Late last night I was in the kitchen fixing dinner, looking forward to a relaxing meal outside under the arbor, when a strange thing happened. As I was tending the chicken and pasta, I turned to see Piru, the neighbors cat running into the kitchen through the open door. Her white body flashed in the semi-darkness of the dimly lit kitchen and the candlelight outside. Over my shoulder I shouted “Piru, no!” She loves to sneak in and hide from me, forcing a difficult search. This night was no different except, she had a strangely aggressive look in her eyes. Then, it dawned on me that she might have been chasing something—I decided to check.
Sure enough, there on the other side of the table I found it! Right where the wall and floor meet was a lurking lizard. Now this wasn’t just any lizard. I had seen him several times the day before hanging around under the roses. I don’t really mind a normal size lizard, but this guy was anything but average—he was the Shaquille O’Neal of the lizard world. Small is usually cute, but when you enlarge it three or four times the cuteness morphs into something shocking and somewhat frightening—at least for me. I’m talking here about a mutant lizard. Furthermore, his color was an iridescent green that nearly glowed in the dark . . . and that’s not okay.
Fortunately, I was just beginning to slice some bread so I had my very large serrated bread knife in hand. Suddenly, I felt a surge of confident energy and began wielding the knife like a sword. Just that quick, I became a Ninja kitchen warrior unwilling to take no for an answer. I was absolutely not going to bed with a mutant lizard loose in the house. I knew who was going to win this fight.

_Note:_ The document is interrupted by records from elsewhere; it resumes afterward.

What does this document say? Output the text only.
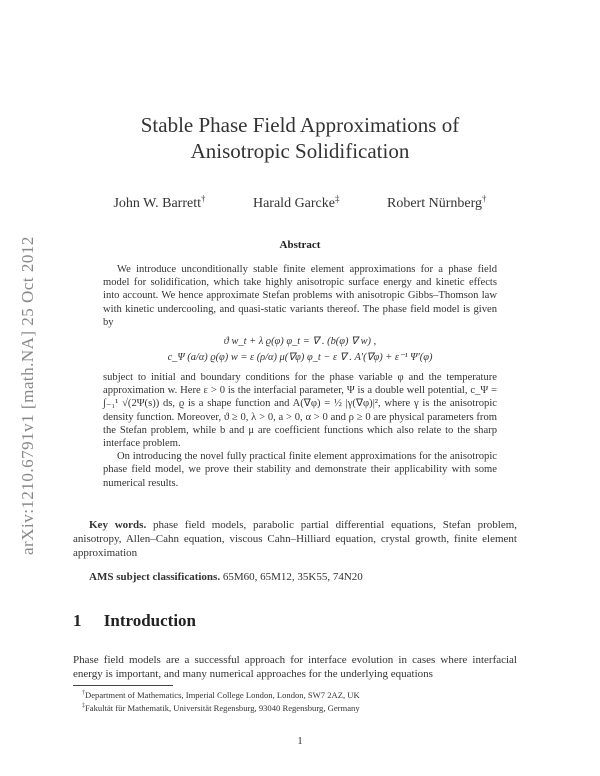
arXiv:1210.6791v1 [math.NA] 25 Oct 2012
Stable Phase Field Approximations of
Anisotropic Solidification
John W. Barrett†	Harald Garcke‡	Robert Nürnberg†
Abstract

We introduce unconditionally stable finite element approximations for a phase field model for solidification, which take highly anisotropic surface energy and kinetic effects into account. We hence approximate Stefan problems with anisotropic Gibbs–Thomson law with kinetic undercooling, and quasi-static variants thereof. The phase field model is given by

ϑ w_t + λ ϱ(φ) φ_t = ∇ . (b(φ) ∇ w) ,
c_Ψ (a/α) ϱ(φ) w = ε (ρ/α) μ(∇φ) φ_t − ε ∇ . A′(∇φ) + ε⁻¹ Ψ′(φ)

subject to initial and boundary conditions for the phase variable φ and the temperature approximation w. Here ε > 0 is the interfacial parameter, Ψ is a double well potential, c_Ψ = ∫₋₁¹ √(2Ψ(s)) ds, ϱ is a shape function and A(∇φ) = ½ |γ(∇φ)|², where γ is the anisotropic density function. Moreover, ϑ ≥ 0, λ > 0, a > 0, α > 0 and ρ ≥ 0 are physical parameters from the Stefan problem, while b and μ are coefficient functions which also relate to the sharp interface problem.

On introducing the novel fully practical finite element approximations for the anisotropic phase field model, we prove their stability and demonstrate their applicability with some numerical results.

Key words. phase field models, parabolic partial differential equations, Stefan problem, anisotropy, Allen–Cahn equation, viscous Cahn–Hilliard equation, crystal growth, finite element approximation
AMS subject classifications. 65M60, 65M12, 35K55, 74N20
1 Introduction
Phase field models are a successful approach for interface evolution in cases where interfacial energy is important, and many numerical approaches for the underlying equations
†Department of Mathematics, Imperial College London, London, SW7 2AZ, UK
‡Fakultät für Mathematik, Universität Regensburg, 93040 Regensburg, Germany
1
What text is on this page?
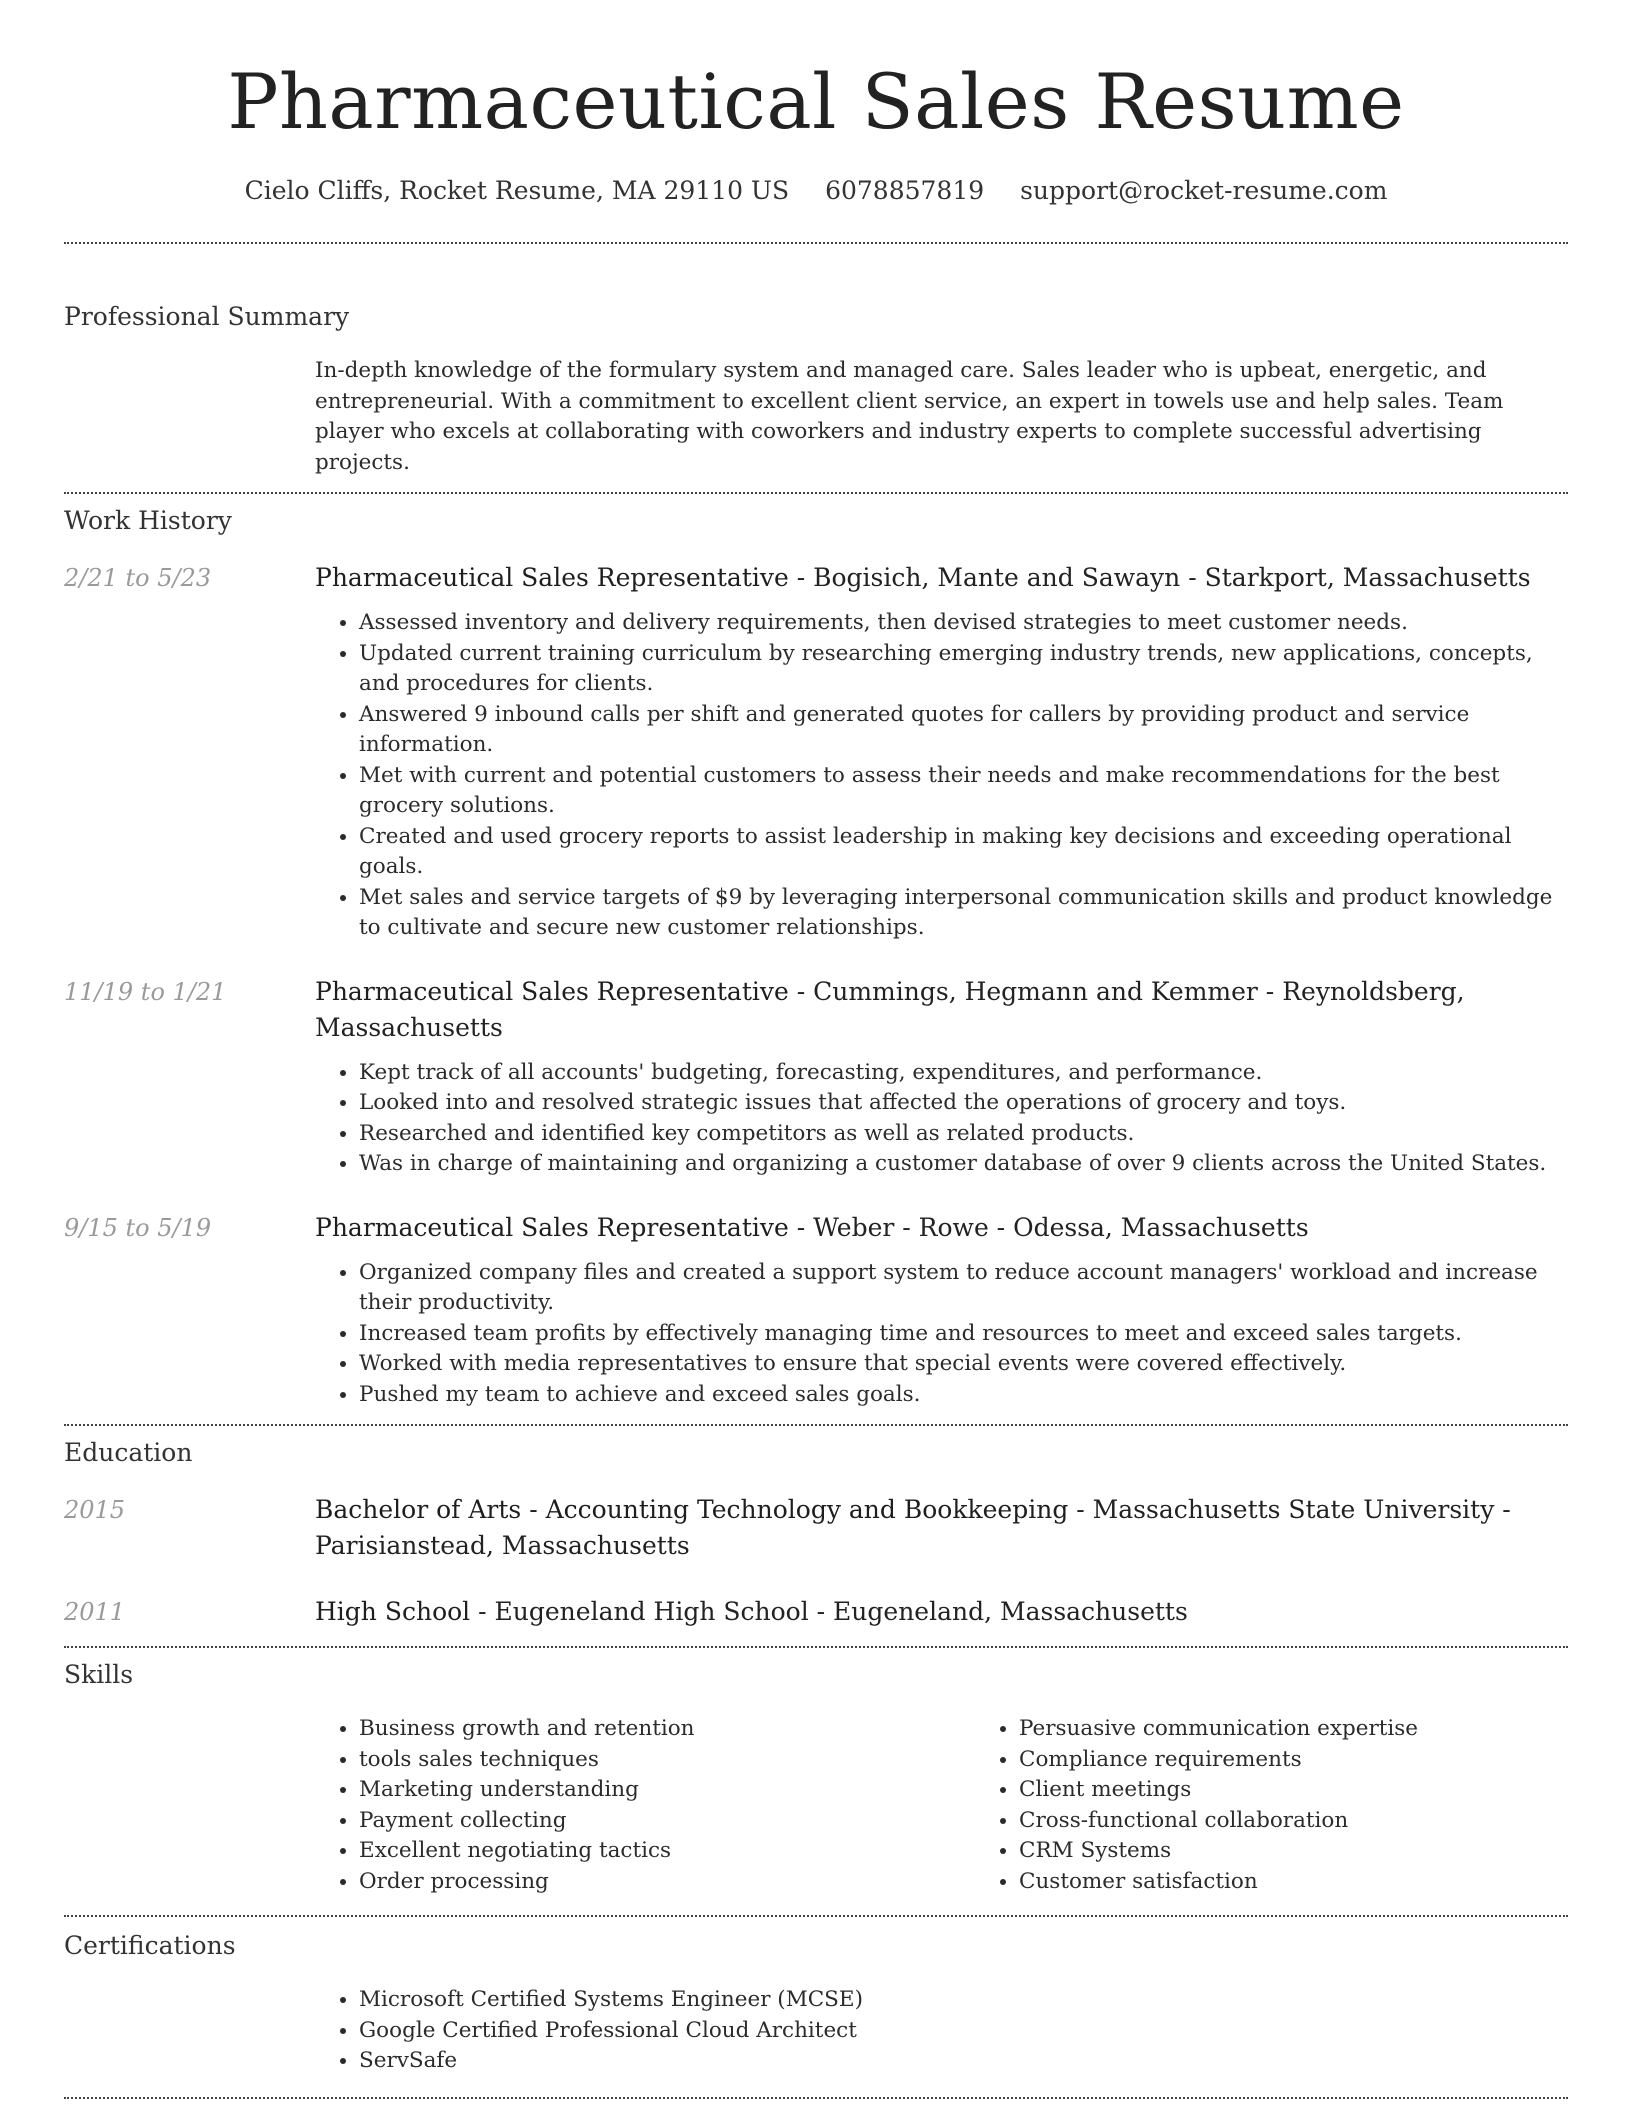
Pharmaceutical Sales Resume
Cielo Cliffs, Rocket Resume, MA 29110 US 6078857819 support@rocket-resume.com
Professional Summary

In-depth knowledge of the formulary system and managed care. Sales leader who is upbeat, energetic, and entrepreneurial. With a commitment to excellent client service, an expert in towels use and help sales. Team player who excels at collaborating with coworkers and industry experts to complete successful advertising projects.

Work History
2/21 to 5/23	Pharmaceutical Sales Representative - Bogisich, Mante and Sawayn - Starkport, Massachusetts
• Assessed inventory and delivery requirements, then devised strategies to meet customer needs.
• Updated current training curriculum by researching emerging industry trends, new applications, concepts, and procedures for clients.
• Answered 9 inbound calls per shift and generated quotes for callers by providing product and service information.
• Met with current and potential customers to assess their needs and make recommendations for the best grocery solutions.
• Created and used grocery reports to assist leadership in making key decisions and exceeding operational goals.
• Met sales and service targets of $9 by leveraging interpersonal communication skills and product knowledge to cultivate and secure new customer relationships.
11/19 to 1/21	Pharmaceutical Sales Representative - Cummings, Hegmann and Kemmer - Reynoldsberg, Massachusetts
• Kept track of all accounts' budgeting, forecasting, expenditures, and performance.
• Looked into and resolved strategic issues that affected the operations of grocery and toys.
• Researched and identified key competitors as well as related products.
• Was in charge of maintaining and organizing a customer database of over 9 clients across the United States.
9/15 to 5/19	Pharmaceutical Sales Representative - Weber - Rowe - Odessa, Massachusetts
• Organized company files and created a support system to reduce account managers' workload and increase their productivity.
• Increased team profits by effectively managing time and resources to meet and exceed sales targets.
• Worked with media representatives to ensure that special events were covered effectively.
• Pushed my team to achieve and exceed sales goals.
Education
2015	Bachelor of Arts - Accounting Technology and Bookkeeping - Massachusetts State University - Parisianstead, Massachusetts
2011	High School - Eugeneland High School - Eugeneland, Massachusetts
Skills
• Business growth and retention
• tools sales techniques
• Marketing understanding
• Payment collecting
• Excellent negotiating tactics
• Order processing
• Persuasive communication expertise
• Compliance requirements
• Client meetings
• Cross-functional collaboration
• CRM Systems
• Customer satisfaction
Certifications
• Microsoft Certified Systems Engineer (MCSE)
• Google Certified Professional Cloud Architect
• ServSafe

Now, honestly, I have to tell you that I was actually breaking into a sweat, and my heart was racing dangerously fast for someone my age. A bit out of control, I started swinging my bread sword through the air and making wordless, scary sounds. My first swipe caught him under his disproportionately small lizard leg, flinging him into the rough plastered wall. Then, despite his nasty sticky feet, he slowly slid down into a heap in the corner. He then rallied and started to climb the stone wall behind him, but I slashed at his rubbery back sending him slapping onto the floor under the radiator. Crouching down with the knife sideways, glistening in the candlelight, I made one grand sweeping motion like throwing a frisbee and out the door he went. Fortunately, Piru was obedient, but anxiously awaiting her prey. We were like tag team wrestlers in a championship match. Within minutes she had worked him over by swatting, flipping, biting and playing with him in true cat style. The lizard was dead! Bringing everything from the table inside, and dousing the candles, I decided that in honor of the giant slain lizard I would forgo any undue dinner pomp. I ate inside, alone in silence.
I actually have a history of run-ins with lizards. There was the time I found one standing on tiptoe, perched on my pillow looking at me—that was a complete and utter breach of private space and so I had to beat him with a broom. There was another incident years later when a crazed lizard tried to jump from a 3 foot high stone wall into my pants, but that’s another story altogether.
Today, the sun is shining, a cool breeze is blowing and I have resumed my normal life as if nothing had ever happened—with sweet Piru at my side.